At 07:04 PM 8/17/00 +0200, Johan Vromans wrote:
>Nathan Wiger <[EMAIL PROTECTED]> writes:
>
> > Most of the places I've seen them used really well is if
> > they walk and talk like other forms:
> >
> > $cgi->param($var, @val); # traditional
> > $cgi->param($var) = @val; # lvalue, but same thing
>
>I do not think this is critical. When lvalue subs catch on, the
>traditional way will soon be extinct.
>
>However, if an lvalue sub is an lvalue, it must be an lvalue in _all_
>respects.
>
> $cgi->param($var) = ...
This is a pure lvalue...
> $cgi->param($var) += ...
This is not a pure lvalue, but rather both an lvalue and an rvalue,
equivalent to:
$cgi->param($var) = $cgi->param($var) + ...

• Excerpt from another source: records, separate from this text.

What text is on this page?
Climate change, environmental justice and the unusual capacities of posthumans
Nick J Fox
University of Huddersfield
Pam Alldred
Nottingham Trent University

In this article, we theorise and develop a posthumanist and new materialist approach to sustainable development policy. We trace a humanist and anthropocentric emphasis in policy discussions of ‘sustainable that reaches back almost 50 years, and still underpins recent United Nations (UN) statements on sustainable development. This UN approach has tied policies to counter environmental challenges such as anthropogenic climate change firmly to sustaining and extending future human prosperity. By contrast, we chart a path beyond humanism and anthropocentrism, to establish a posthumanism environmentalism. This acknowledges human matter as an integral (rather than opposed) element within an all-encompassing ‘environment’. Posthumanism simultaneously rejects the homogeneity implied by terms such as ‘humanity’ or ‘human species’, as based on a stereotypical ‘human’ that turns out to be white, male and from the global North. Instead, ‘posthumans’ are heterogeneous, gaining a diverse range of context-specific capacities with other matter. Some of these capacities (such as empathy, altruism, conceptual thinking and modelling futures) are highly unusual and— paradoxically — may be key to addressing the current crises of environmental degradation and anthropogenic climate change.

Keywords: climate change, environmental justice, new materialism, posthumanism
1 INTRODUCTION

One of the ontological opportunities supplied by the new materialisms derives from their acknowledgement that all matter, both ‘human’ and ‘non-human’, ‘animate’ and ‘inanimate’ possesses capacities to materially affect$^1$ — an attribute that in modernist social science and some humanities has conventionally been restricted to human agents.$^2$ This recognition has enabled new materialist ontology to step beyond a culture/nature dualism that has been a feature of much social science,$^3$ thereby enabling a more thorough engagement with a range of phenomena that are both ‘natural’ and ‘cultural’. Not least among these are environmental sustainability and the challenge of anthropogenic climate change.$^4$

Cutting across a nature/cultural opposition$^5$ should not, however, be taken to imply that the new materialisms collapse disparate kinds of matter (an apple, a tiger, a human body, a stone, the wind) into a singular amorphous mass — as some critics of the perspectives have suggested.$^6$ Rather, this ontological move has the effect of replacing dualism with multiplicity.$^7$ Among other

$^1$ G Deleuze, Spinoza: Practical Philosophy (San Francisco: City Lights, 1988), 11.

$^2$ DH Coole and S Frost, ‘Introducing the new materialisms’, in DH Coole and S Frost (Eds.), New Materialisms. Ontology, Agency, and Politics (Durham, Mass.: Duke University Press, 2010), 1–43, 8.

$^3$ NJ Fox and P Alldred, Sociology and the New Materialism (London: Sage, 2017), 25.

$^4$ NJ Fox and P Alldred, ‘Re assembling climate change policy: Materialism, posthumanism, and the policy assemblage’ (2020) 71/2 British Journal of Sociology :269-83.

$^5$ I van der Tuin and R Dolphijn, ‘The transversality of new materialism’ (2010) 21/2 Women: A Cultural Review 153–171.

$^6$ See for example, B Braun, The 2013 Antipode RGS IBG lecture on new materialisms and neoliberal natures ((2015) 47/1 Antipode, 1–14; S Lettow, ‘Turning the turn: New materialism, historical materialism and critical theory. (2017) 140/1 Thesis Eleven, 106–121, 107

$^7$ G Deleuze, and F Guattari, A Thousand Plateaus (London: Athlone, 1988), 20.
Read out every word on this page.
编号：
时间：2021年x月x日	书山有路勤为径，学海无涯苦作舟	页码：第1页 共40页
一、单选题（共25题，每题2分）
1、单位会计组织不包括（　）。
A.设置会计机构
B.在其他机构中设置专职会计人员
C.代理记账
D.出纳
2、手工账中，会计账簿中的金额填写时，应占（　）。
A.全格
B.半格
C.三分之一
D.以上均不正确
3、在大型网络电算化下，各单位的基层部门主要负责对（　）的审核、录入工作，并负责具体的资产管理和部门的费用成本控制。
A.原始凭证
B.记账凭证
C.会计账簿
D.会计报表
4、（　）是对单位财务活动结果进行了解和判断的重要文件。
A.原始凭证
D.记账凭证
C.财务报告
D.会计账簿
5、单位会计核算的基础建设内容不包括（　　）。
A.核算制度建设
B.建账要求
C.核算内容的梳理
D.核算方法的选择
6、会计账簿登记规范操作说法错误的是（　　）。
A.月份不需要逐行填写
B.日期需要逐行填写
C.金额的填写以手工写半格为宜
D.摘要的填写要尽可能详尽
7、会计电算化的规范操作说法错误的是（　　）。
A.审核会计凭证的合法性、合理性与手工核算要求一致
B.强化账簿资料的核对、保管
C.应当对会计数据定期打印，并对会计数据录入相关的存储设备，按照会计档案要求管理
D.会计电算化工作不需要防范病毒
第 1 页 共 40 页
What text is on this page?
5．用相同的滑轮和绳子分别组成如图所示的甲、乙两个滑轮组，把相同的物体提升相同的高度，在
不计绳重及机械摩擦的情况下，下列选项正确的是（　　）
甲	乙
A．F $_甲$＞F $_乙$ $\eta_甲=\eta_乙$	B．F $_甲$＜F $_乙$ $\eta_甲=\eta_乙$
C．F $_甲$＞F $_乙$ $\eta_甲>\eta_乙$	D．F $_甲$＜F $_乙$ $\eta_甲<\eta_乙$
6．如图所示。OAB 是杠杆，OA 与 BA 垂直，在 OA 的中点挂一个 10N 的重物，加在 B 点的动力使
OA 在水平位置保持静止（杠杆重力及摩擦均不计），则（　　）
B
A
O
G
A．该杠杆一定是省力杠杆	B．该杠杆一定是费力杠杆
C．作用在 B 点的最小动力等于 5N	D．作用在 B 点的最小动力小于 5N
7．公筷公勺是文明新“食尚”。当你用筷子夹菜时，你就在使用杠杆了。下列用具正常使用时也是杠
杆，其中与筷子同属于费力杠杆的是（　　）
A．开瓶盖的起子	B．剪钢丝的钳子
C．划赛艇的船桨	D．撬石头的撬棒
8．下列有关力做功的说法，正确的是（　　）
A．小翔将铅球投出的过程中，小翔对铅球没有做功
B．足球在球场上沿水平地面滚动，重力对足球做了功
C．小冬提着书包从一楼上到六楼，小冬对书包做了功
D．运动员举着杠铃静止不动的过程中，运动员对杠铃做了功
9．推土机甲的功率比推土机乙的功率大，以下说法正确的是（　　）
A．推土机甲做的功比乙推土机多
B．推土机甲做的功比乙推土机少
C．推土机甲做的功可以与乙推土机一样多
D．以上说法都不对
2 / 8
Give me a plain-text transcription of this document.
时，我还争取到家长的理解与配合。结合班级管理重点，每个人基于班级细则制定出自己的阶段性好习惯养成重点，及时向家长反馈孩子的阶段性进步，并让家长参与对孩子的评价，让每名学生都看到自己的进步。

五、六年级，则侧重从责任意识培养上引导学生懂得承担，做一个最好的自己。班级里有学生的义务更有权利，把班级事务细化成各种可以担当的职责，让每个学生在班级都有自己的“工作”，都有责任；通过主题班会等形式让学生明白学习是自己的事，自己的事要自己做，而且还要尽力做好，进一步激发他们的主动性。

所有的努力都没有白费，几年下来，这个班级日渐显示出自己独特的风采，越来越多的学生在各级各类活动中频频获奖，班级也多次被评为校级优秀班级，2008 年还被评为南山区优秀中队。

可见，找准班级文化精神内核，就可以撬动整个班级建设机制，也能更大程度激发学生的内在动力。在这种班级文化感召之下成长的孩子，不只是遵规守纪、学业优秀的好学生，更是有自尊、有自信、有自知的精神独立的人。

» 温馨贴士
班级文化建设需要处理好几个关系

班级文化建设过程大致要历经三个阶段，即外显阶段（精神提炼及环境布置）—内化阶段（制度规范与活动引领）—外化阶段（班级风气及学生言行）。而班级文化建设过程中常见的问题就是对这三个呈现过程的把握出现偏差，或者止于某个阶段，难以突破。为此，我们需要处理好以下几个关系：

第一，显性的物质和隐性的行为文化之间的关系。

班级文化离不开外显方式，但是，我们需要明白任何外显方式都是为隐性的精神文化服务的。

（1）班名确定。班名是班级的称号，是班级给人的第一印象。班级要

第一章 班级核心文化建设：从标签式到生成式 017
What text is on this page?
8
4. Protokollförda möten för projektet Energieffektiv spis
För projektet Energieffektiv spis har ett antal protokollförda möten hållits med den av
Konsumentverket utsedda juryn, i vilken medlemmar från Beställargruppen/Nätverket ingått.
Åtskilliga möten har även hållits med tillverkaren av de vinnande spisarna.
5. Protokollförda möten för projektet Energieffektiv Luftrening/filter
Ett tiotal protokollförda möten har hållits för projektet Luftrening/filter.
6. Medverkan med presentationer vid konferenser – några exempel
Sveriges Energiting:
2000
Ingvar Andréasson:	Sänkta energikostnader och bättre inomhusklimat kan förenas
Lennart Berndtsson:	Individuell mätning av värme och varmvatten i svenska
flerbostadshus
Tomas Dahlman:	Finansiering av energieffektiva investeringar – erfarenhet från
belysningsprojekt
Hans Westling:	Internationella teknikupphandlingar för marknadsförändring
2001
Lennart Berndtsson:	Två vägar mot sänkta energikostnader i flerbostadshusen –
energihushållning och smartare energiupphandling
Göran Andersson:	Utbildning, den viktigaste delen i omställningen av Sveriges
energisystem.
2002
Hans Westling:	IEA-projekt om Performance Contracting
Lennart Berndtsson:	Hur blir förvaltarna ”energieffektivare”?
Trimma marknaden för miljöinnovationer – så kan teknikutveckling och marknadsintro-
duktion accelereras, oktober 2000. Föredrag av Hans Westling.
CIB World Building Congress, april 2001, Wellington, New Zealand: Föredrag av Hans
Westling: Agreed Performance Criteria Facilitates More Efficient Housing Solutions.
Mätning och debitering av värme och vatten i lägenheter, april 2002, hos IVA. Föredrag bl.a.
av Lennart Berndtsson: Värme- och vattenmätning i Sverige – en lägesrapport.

It should evaluate $cgi->param($var) twice, once as an rvalue, and once as
an lvalue.
> $cgi->param($var) =~ s///
This is a tricky one... What should the proper result of:
$cgi->param($var) = "Value constrained to less than 80 characters";
$cgi->param($var) =~ s/./FOO/g;
be? Should it be allowed to change the value of $cgi->param($var) to more
than 80 characters? My though is that it should act like:
{ my $string = $cgi->param($var);
$string =~ s/./FOO/g;
$cgi->param($var) = $string;
}
and $cgi->param() can catch any constraint violations like normal.
> for ( $cgi->param($var) ) {
> $_ = ...
> }
> sysread($fh,$cgi->param($var),...)
These I'm uncertain how to deal with...
>and so on.
>
>And, what would the lvalue routine return?
I would say, by -convention-, it should return the new rvalue of the lvalue:
{ my $inval = 0;
sub foo : lvalue($val) {
$inval = $val if defined($val) && $val < 10;
return $inval;
}
}
>Currently, $a = $b = $c
>implies that both $b and $a get the value $c. But with lvalue subs I
>can write something like
>
> yech($foo) = $bar
>
>that assigns $bar to $foo, and returns something else (e.g., the
>previous value of $foo).
>
> $a = yech($foo) = $bar
>
>now $a will no longer get $bar assigned.
>
>Do we want that?
Sometimes it would be nice. Why forbid it?